This is my article about Tangerang, the city I am dwelling right now. It’s part of Banten Province, western of Jakarta. This is place where Jakarta International Airport located, so that’s why when you come to Indonesia or Jakarta, actually you land in Tangerang at first, then you can continue your way wherever you want. It is also famous of Cina Benteng heritage where the earliest Chinatown was developed in Java Island in the 16th century, and nowadays it’s located in Jl Ki Samaun, Tangerang Downtown. Cina Benteng is colloquial name for Chinese descendants who live in Tangerang and its surroundings and they have already been here for more than 5 centuries since Zheng He commanded one of his followers (Chen Chi Lung) to land and settle in Teluk Naga, Tangerang. By years the left Zheng He’s soldiers intermarried to locals and descended what we call nowadays Cina Benteng (Fortress Chinese) or sometimes abbreviated into Ciben.
This morning I had an appointment with my friend and her family to visit Tangerang Chinatown. It’s very crowded as it is one of Tangerang’s economic centres. Initially I wanted to enjoy Tangerang’s culinary items in an event held there, but the destination then extended into visiting Benteng Heritage Museum. We cannot recognize the museum, as it’s inside the Pasar Lama (Old Market), among the various smelly stuffs sold in the market from the fish until pork, frog’s legs and rare fruits I used to know when I was still child. At first, I and my friend were lost as we didn’t know the exact location of the museum, after seeking information in Boen Tek Bio temple, we just realized that the museum was very close…just hidden by market stalls.

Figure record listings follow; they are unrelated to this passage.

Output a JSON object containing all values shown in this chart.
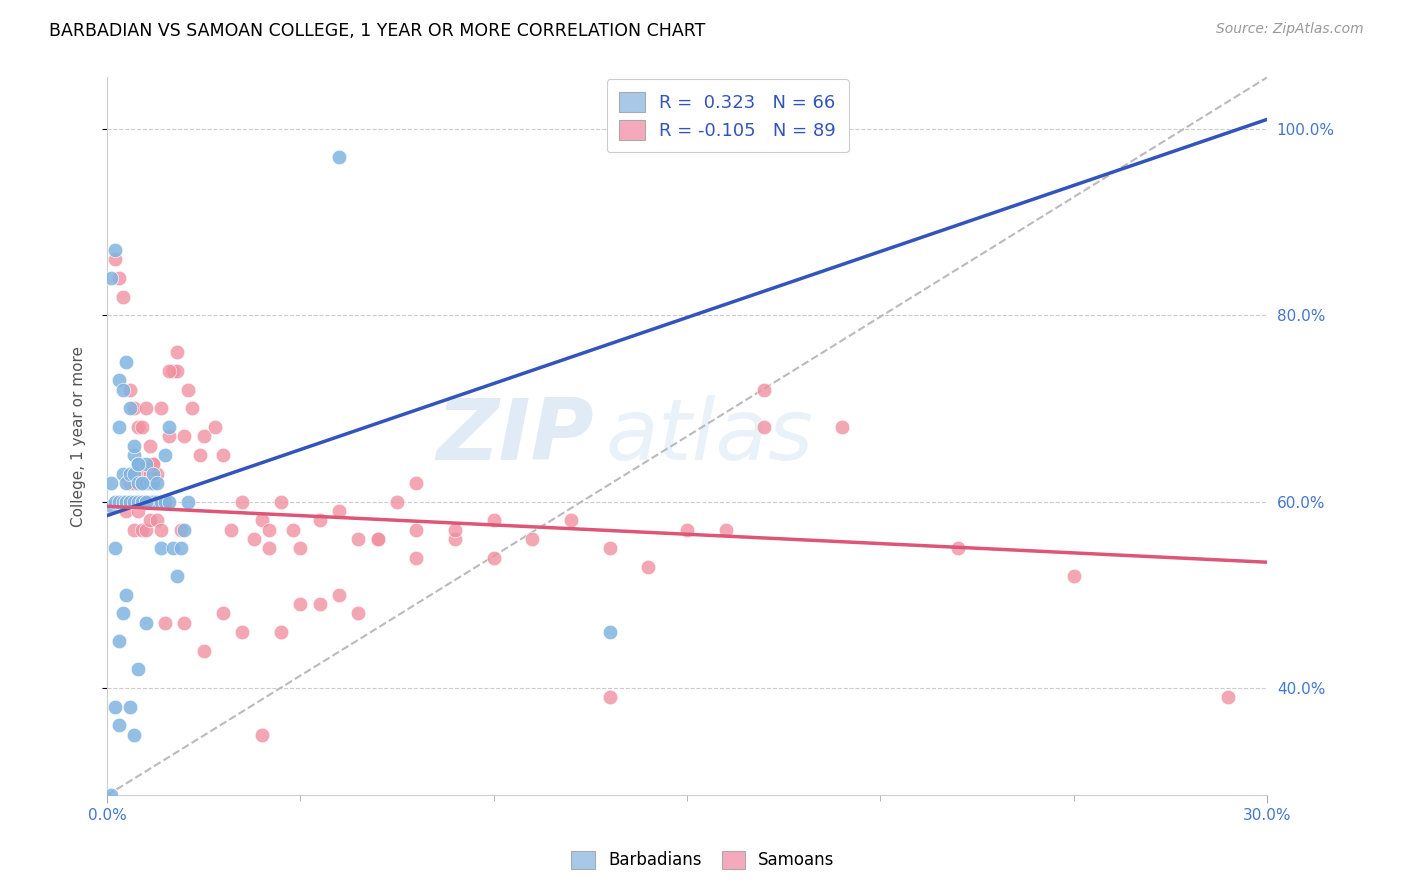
{
  "title": "BARBADIAN VS SAMOAN COLLEGE, 1 YEAR OR MORE CORRELATION CHART",
  "source": "Source: ZipAtlas.com",
  "ylabel": "College, 1 year or more",
  "legend_entries": [
    {
      "label": "R =  0.323   N = 66",
      "color": "#a8c8e8"
    },
    {
      "label": "R = -0.105   N = 89",
      "color": "#f4aabc"
    }
  ],
  "legend_labels": [
    "Barbadians",
    "Samoans"
  ],
  "blue_color": "#82b4e0",
  "pink_color": "#f090a0",
  "line_blue": "#3355bb",
  "line_pink": "#dd5577",
  "line_dash_color": "#bbbbbb",
  "watermark_color": "#c8dcf0",
  "xmin": 0.0,
  "xmax": 0.3,
  "ymin": 0.285,
  "ymax": 1.055,
  "blue_line_x0": 0.0,
  "blue_line_y0": 0.585,
  "blue_line_x1": 0.3,
  "blue_line_y1": 1.01,
  "pink_line_x0": 0.0,
  "pink_line_y0": 0.595,
  "pink_line_x1": 0.3,
  "pink_line_y1": 0.535,
  "blue_scatter_x": [
    0.001,
    0.001,
    0.001,
    0.002,
    0.002,
    0.003,
    0.003,
    0.004,
    0.004,
    0.005,
    0.005,
    0.005,
    0.006,
    0.006,
    0.006,
    0.007,
    0.007,
    0.007,
    0.008,
    0.008,
    0.008,
    0.009,
    0.009,
    0.009,
    0.01,
    0.01,
    0.01,
    0.011,
    0.011,
    0.012,
    0.012,
    0.012,
    0.013,
    0.013,
    0.014,
    0.014,
    0.015,
    0.015,
    0.016,
    0.016,
    0.017,
    0.018,
    0.019,
    0.02,
    0.021,
    0.003,
    0.004,
    0.005,
    0.006,
    0.007,
    0.008,
    0.009,
    0.01,
    0.002,
    0.003,
    0.06,
    0.001,
    0.13,
    0.002,
    0.003,
    0.004,
    0.005,
    0.006,
    0.007,
    0.008,
    0.01
  ],
  "blue_scatter_y": [
    0.595,
    0.62,
    0.285,
    0.6,
    0.87,
    0.6,
    0.68,
    0.6,
    0.63,
    0.6,
    0.62,
    0.6,
    0.6,
    0.63,
    0.6,
    0.63,
    0.65,
    0.6,
    0.6,
    0.62,
    0.64,
    0.6,
    0.62,
    0.6,
    0.6,
    0.62,
    0.64,
    0.6,
    0.62,
    0.6,
    0.62,
    0.63,
    0.6,
    0.62,
    0.6,
    0.55,
    0.6,
    0.65,
    0.6,
    0.68,
    0.55,
    0.52,
    0.55,
    0.57,
    0.6,
    0.73,
    0.72,
    0.75,
    0.7,
    0.66,
    0.64,
    0.62,
    0.6,
    0.38,
    0.36,
    0.97,
    0.84,
    0.46,
    0.55,
    0.45,
    0.48,
    0.5,
    0.38,
    0.35,
    0.42,
    0.47
  ],
  "pink_scatter_x": [
    0.002,
    0.003,
    0.004,
    0.005,
    0.006,
    0.006,
    0.007,
    0.007,
    0.008,
    0.008,
    0.009,
    0.009,
    0.01,
    0.01,
    0.011,
    0.011,
    0.012,
    0.012,
    0.013,
    0.013,
    0.014,
    0.015,
    0.016,
    0.017,
    0.018,
    0.019,
    0.02,
    0.021,
    0.022,
    0.024,
    0.025,
    0.028,
    0.03,
    0.032,
    0.035,
    0.04,
    0.042,
    0.045,
    0.048,
    0.05,
    0.055,
    0.06,
    0.065,
    0.07,
    0.075,
    0.08,
    0.09,
    0.1,
    0.11,
    0.12,
    0.13,
    0.14,
    0.15,
    0.16,
    0.006,
    0.007,
    0.008,
    0.009,
    0.01,
    0.011,
    0.012,
    0.014,
    0.016,
    0.018,
    0.07,
    0.08,
    0.1,
    0.05,
    0.06,
    0.038,
    0.042,
    0.25,
    0.17,
    0.19,
    0.22,
    0.02,
    0.03,
    0.015,
    0.025,
    0.035,
    0.045,
    0.055,
    0.065,
    0.08,
    0.09,
    0.13,
    0.29,
    0.17,
    0.04
  ],
  "pink_scatter_y": [
    0.86,
    0.84,
    0.82,
    0.59,
    0.62,
    0.6,
    0.62,
    0.57,
    0.63,
    0.59,
    0.62,
    0.57,
    0.6,
    0.57,
    0.63,
    0.58,
    0.6,
    0.64,
    0.58,
    0.63,
    0.57,
    0.6,
    0.67,
    0.74,
    0.74,
    0.57,
    0.67,
    0.72,
    0.7,
    0.65,
    0.67,
    0.68,
    0.65,
    0.57,
    0.6,
    0.58,
    0.57,
    0.6,
    0.57,
    0.55,
    0.58,
    0.59,
    0.56,
    0.56,
    0.6,
    0.62,
    0.56,
    0.54,
    0.56,
    0.58,
    0.55,
    0.53,
    0.57,
    0.57,
    0.72,
    0.7,
    0.68,
    0.68,
    0.7,
    0.66,
    0.64,
    0.7,
    0.74,
    0.76,
    0.56,
    0.54,
    0.58,
    0.49,
    0.5,
    0.56,
    0.55,
    0.52,
    0.68,
    0.68,
    0.55,
    0.47,
    0.48,
    0.47,
    0.44,
    0.46,
    0.46,
    0.49,
    0.48,
    0.57,
    0.57,
    0.39,
    0.39,
    0.72,
    0.35
  ]
}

We came there at 10.30 am, under the heating weather and no rain at all for months. Well, because of El Nino effect, we have no rainy season for longer time. When we came, the tour was about to start. There was a girl who became our tour guide as the museum is only three stored 3 centuried house. She started to tell about the museum history, where it’s opened for the first time in 11-11-2011 and initiated by an education consultants Mr. Udaya Halim who’s also Pasar Lama native resident. The museum is expected to maintain most of Cina Benteng’s heritage among the development which converted much of the Chinese styled houses around the museum into stores and smelly market. The house is restored and still retain its original architectures, though many parts of the building are relatively new.

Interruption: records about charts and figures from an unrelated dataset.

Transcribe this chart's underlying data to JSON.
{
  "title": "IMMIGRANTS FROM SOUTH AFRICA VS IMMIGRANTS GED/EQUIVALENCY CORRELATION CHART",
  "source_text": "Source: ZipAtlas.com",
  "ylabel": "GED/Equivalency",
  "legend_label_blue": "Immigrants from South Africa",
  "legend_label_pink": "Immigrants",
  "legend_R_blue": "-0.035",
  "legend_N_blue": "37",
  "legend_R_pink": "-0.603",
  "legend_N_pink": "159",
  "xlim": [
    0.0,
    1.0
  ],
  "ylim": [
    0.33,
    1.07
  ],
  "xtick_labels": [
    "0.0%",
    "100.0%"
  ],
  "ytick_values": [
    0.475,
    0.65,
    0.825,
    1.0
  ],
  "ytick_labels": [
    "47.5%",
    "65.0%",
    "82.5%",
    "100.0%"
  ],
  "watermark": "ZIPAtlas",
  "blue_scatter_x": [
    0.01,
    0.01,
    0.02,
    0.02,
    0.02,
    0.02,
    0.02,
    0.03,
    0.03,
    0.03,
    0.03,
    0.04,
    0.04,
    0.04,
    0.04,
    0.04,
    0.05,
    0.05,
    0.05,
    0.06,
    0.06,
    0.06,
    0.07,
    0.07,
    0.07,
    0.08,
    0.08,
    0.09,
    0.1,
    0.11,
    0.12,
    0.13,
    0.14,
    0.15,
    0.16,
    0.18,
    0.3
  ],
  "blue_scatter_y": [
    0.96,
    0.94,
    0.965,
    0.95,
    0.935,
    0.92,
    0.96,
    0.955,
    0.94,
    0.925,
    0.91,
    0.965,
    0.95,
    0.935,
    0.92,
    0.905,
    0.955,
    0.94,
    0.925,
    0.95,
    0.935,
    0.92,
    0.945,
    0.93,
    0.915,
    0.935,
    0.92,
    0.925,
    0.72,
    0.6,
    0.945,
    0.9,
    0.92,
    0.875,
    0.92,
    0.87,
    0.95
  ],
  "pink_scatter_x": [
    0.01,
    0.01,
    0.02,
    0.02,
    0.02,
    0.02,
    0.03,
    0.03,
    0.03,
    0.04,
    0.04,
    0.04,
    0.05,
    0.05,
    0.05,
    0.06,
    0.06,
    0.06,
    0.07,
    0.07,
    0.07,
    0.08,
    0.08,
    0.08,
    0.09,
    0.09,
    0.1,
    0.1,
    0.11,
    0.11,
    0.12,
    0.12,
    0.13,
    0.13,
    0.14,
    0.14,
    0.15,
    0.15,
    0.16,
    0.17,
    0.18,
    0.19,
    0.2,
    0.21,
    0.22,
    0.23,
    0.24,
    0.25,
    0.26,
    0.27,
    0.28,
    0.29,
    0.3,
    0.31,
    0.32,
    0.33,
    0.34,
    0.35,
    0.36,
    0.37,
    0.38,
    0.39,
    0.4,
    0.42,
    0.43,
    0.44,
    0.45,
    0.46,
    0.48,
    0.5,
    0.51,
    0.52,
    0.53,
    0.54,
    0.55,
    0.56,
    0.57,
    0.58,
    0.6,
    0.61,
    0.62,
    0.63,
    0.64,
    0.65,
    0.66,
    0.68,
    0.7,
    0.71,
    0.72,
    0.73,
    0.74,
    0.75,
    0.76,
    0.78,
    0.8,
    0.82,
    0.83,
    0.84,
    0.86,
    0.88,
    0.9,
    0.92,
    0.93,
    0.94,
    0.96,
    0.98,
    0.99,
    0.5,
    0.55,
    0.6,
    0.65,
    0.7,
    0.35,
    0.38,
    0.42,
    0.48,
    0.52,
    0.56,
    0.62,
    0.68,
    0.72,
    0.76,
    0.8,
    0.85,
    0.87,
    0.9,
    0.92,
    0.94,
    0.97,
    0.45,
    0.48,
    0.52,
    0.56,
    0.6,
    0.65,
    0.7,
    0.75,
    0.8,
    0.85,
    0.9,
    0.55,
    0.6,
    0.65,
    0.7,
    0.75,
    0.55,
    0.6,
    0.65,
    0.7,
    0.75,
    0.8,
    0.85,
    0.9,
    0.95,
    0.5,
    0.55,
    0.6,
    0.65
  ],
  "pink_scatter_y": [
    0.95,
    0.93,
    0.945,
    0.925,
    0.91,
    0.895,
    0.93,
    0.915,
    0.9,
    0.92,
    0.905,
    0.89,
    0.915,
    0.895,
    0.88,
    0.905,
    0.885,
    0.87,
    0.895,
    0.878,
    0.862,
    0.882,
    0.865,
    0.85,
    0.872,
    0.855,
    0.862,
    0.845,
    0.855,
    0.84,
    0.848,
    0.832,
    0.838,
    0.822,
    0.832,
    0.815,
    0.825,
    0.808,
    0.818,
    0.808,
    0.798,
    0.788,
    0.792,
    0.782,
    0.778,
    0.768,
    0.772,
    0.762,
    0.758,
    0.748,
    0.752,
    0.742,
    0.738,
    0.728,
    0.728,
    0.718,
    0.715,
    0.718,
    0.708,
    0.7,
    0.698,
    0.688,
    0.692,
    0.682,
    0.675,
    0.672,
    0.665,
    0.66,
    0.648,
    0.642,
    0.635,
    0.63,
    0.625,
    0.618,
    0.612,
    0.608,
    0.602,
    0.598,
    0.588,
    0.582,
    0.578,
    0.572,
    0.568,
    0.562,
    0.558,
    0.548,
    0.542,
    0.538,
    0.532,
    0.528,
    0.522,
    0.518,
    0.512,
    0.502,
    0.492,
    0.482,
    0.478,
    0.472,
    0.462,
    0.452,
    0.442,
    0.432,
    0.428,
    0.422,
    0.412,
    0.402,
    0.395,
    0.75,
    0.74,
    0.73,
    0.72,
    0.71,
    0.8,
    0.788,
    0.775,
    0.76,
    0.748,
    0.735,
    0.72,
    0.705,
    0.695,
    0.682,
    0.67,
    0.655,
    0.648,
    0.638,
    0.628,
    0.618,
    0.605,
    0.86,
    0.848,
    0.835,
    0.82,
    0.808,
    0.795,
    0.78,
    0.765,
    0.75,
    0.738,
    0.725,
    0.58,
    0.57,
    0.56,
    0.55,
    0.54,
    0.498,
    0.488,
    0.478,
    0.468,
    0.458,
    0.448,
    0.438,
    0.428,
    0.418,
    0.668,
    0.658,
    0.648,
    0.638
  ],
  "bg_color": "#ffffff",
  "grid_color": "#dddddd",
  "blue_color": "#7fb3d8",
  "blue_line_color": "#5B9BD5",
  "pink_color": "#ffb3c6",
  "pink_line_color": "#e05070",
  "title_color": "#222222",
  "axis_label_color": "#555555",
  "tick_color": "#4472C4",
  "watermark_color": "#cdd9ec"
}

The tour guide didn’t allow us to take pictures inside the museum, so that I took picture in the front part only. Her descriptions about the museum and the artifacts inside it was awesome. I could follow her explanations, from the first floor to the second floor. Most of the artifacts are donations from the locals and there are also some Chinese epic comics from 1950s-1970s which are not published anymore and donated by the writer’s grandchild who live in front of Boen Tek Bio temple as trader. We are not also allowed to touch the artifacts and may not separate from the group as the guide run only 45 minutes. We also see the traditional Benteng Chinese wedding dress whose influence is from Qing dynasty and Betawian styles with its kembang goyang.
She also told about the lotus feet shoes which made me think about how difficult the women walked and ran when the war exploded. We’re directly jumped into the past when we saw many antique artifacts, but the most touching one was when I read a 1940s article sticked on the wall about 1942’s great robbery (Tahun Penggedoran) and 1946 Massacres. All victims were Cina Benteng. The first one was by Japanese troops who ransacked and robbed all Benteng Chinese belongings include family trees notes, praying altar and many more. The worst one was in 1946, when Cina Benteng was accused as pro-Dutch and all were slanders. Robbery, massacres, mass rape happened during the time till around 10,000 Benteng Chinese fled to Jakarta at the time. 1998 was also worst time riot and some of them fled anywhere but then returned.
Mr. Udaya Halim himself used to live in Australia for years since 1998, but then he returned and saw his hometown developed by changing traditional Chinese house into stores. He didn’t want and bought the house which becomes the museum nowadays in 2009. He is education consultants and has several English courses as well as one school in Tangerang. The museum is relatively small, but it has got enormously rich informations about Benteng Chinese (Cina Benteng) and their heritage in Tangerang. The ticket is IDR 20,000 for adults and IDR 10,000 for kids. We have to slip off our footwear during the tour and be nice there. I also watched how to open ‘magic’ traditional door and its secrets, but I won’t tell you how. Hahahaha…
After the visitation, I am so happy as it’s my wishlist for a long time. The Benteng Heritage Museum is closed every Monday and opened from 10 am to 5 pm. It’s can also be used as other events like seminar, cultural events as far as related to the heritage.
Wow, I have to learn much more about it and one day I think the museum will become the best destination in Tangerang and for those who want to know deeply about this city.
Cina Benteng is unseparable part of Tangerang from then, now and forever.